Tout juif pieu, établi une stricte hiérarchie entre les livres des saintes écritures. Au premier plan se placent les textes de la Loi (notre Pentateuque actuel). Ils sont sensés être l’œuvre de Moïse. Ils contiennent l’essentiel des commandements ainsi que l’histoire des clauses de l’alliance du peuple avec Dieu. Ensuite suivent les prophètes, qui ne sont en fait que les commentateurs et les défenseurs de la Loi. Dans l’ordre de l’importance, viennent en dernière position ce qu’on appelle les « écrits ». Ils sont une espèce de réflexion des sages d’Israël sur la Loi et les prophètes. L’enseignement de Jésus, en réalité, aussi pertinent puisse-t-il être, ne pourrait même pas prétendre être au niveau de cette dernière catégorie des écrits sacrés. Lui demander de se prononcer sur ce cas d’adultère, en réaffirmant d’emblée la loi de Moïse, est une provocation grave. On le pousse à la limite au blasphème.

La réponse de Jésus est si pertinence qu’elle recentre tout le monde – nous y compris – sur l’essentiel de l’esprit de la loi. La loi n’est pas un instrument d’accusation. Sa fonction la plus intime, au contraire, est celle de dénoncer le péché. Parler de péché c’est passer du champ d’une simple conformité à la règle pour entrer dans le registre de l’infidélité comme réponse négative à l’amour. L’amour authentique ne se manifeste que par, et dans, la fidélité! L’infidélité c’est tourner le dos à l’autre, et à Dieu par le fait-même.

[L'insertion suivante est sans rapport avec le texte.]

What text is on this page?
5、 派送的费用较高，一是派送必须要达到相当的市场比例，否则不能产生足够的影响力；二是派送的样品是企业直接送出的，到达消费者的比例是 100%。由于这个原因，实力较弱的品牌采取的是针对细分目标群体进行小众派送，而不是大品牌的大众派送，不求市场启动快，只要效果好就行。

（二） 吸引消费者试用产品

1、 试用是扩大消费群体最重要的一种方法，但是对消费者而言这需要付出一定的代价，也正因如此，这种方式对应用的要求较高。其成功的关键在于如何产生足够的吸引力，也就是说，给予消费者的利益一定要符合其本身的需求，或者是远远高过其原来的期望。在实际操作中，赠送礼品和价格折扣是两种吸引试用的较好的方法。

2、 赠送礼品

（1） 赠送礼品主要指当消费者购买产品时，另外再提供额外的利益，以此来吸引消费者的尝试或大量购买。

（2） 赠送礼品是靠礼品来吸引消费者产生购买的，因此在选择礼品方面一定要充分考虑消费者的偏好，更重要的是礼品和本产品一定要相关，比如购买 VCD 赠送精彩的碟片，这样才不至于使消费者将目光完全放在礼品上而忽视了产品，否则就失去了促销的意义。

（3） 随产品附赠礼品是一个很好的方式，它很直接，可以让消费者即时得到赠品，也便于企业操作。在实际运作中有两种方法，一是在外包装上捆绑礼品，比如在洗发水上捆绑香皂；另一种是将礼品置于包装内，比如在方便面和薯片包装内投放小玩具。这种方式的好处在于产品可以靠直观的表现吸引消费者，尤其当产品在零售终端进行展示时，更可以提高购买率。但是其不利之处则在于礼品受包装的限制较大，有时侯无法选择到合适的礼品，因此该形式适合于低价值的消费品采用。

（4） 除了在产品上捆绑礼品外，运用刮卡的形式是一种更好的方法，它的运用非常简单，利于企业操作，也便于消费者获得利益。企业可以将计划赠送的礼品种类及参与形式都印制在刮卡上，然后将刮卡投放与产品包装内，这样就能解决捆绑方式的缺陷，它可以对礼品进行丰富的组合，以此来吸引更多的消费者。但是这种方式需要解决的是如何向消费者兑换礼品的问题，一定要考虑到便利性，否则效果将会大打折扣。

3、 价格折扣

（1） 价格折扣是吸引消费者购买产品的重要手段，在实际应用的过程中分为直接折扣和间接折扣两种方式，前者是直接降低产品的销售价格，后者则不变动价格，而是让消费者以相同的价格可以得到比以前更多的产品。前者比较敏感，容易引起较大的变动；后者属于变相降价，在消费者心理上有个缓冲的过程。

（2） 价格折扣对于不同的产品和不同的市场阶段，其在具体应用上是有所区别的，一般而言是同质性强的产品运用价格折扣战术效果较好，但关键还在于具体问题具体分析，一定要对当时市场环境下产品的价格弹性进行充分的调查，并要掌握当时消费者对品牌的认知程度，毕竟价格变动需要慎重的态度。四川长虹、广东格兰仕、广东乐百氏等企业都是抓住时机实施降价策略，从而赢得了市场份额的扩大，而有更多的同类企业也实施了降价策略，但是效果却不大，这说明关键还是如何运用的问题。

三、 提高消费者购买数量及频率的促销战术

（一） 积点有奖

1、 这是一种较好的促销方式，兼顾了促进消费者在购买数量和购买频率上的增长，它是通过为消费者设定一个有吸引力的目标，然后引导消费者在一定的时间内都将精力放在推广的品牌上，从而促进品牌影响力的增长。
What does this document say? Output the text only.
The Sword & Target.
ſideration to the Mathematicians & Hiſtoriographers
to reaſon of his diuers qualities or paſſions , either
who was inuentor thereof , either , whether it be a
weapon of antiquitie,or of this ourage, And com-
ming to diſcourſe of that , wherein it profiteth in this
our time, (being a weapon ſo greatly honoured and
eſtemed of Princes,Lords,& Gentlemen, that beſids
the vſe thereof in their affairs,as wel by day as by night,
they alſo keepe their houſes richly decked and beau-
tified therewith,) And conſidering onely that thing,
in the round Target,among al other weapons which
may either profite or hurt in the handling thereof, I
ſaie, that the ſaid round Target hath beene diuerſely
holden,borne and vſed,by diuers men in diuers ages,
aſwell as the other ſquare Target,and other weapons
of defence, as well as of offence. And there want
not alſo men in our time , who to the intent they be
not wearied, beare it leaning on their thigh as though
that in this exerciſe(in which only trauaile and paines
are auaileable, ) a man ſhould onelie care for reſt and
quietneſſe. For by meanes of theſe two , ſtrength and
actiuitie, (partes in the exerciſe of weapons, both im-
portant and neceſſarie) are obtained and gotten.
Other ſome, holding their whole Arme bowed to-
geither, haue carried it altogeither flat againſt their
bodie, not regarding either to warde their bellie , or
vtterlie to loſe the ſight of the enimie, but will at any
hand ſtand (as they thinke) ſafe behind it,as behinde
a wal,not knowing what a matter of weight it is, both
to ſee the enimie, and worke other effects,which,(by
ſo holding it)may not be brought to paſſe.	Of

Il n’y a pas contradiction entre Moïse et Jésus. Le projet de Dieu demeure toujours le même : faire entrer ses enfants dans l’alliance. La loi condamnait, sans doute, à la lapidation pour éduquer la société : en montrant la gravité de la trahison on l’aidait à s’élever au niveau des exigences de l’amour. Jésus choisi la voie de la miséricorde, qui n’est pas une permissivité, mais une possibilité de seconde chance. Avec l’assurance de la grâce, nous sommes appelés à grandir qualitativement dans l’amour de Dieu et du prochain, en déployant toute la force que cela exige de nous. La miséricorde vient parfaire une loi qui était encore fermée à la possibilité de repartir à zéro.